Member Login Become a Member
Advertisement

Does the CIA have Plan B for Afghanistan?

  |  
07.29.2010 at 01:39pm

The United States strategy for succeeding in Afghanistan relies heavily on its ability to turn security responsibilities over to competent Afghan national security forces. An article in today’s Wall Street Journal (“Drug Use, Poor Discipline Afflict Afghanistan’s Army“- subscription required) repeats the well-known difficulties U.S. and ISAF trainers endure as they attempt to build an Afghan army and police force. According to the article, Afghan special forces units are doing very well. Older veteran Afghan soldiers in the regular army also show promise. But the new recruits continue to be trouble. Many are unable to take to discipline, are mired in drug abuse, and are abusive to the population when they get to the field. And that is the good news. The police continue to be a corrupt mess and the one of the Taliban’s best recruiting tools.

If it is not possible to establish effective national security forces in Afghanistan within a relevant period of time, does the U.S. have a Plan B for Afghanistan? Also in today’s Wall Street Journal (and also subscription only) is an op-ed by Jack Devine, a former deputy director of operations at the CIA and chief of the CIA Afghan task force in 1986-1987.

In his first paragraph, Devine dismisses any chance of victory under the current program.

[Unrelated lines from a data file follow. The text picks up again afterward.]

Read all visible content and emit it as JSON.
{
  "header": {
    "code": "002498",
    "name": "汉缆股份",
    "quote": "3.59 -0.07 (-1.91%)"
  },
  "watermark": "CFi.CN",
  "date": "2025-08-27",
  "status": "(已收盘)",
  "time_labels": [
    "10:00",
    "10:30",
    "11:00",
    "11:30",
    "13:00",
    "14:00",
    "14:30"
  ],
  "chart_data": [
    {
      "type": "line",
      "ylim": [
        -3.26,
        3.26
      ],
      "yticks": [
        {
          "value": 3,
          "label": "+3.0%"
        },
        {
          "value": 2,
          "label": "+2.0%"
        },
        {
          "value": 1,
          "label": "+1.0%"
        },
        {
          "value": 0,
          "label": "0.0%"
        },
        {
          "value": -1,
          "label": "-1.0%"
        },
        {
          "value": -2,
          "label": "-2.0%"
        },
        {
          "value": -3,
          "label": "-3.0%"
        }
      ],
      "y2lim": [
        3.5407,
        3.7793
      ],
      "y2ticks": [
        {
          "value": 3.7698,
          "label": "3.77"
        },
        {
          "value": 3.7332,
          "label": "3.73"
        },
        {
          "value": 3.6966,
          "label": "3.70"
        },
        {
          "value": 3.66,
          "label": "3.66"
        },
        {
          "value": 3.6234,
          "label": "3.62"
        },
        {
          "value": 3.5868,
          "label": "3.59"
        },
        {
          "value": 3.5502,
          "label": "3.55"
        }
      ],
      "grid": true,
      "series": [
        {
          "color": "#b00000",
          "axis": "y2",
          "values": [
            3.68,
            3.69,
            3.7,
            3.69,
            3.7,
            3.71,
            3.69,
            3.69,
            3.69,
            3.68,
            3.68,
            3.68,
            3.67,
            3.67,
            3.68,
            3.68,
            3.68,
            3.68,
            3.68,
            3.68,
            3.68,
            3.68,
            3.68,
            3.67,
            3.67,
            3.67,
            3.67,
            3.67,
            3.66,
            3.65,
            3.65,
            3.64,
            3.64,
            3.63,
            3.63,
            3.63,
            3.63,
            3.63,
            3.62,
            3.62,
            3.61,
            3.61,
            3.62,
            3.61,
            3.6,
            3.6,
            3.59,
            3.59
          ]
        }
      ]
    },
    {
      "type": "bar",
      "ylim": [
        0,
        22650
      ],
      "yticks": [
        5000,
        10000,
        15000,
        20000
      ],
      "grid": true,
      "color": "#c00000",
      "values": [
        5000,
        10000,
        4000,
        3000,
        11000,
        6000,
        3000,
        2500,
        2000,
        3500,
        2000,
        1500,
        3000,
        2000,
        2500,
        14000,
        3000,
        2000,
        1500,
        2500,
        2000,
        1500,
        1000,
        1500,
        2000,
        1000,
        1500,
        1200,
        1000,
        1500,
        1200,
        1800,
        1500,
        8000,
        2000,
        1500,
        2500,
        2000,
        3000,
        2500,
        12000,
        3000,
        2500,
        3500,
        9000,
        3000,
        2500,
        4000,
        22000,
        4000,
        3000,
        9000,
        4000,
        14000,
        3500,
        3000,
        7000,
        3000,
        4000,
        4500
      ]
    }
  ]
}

He unfavorably compares the current U.S. strategy to the Soviet campaign in the 1980s which he helped defeat. Devine recommends planning now for the worst case scenario. His solution is a large CIA covert action in support of the remnants of the Karzai regime, tribal leaders, and other warlords whose interests in the region overlap with the U.S. government’s.

Devine’s recommendation gives up on the idea of supporting Afghanistan as a functioning nation-state. He also discusses the requirements of an effective CIA covert action: a clear Presidential Finding (required by law), bipartisan congressional support, U.S. public support, competent indigenous partners, and sound policy objectives.

Could President Obama, the Congress, and the American public support a large CIA program that directed cash, weapons, and air support to anti-Taliban tribes and warlords? The result would be U.S. complicity in Afghanistan’s continuing chaos, a policy that would seem to be a political non-starter. A non-starter unless all other U.S. plans had failed, the Taliban and al Qaeda were again on the march, and the U.S. found its back against the wall.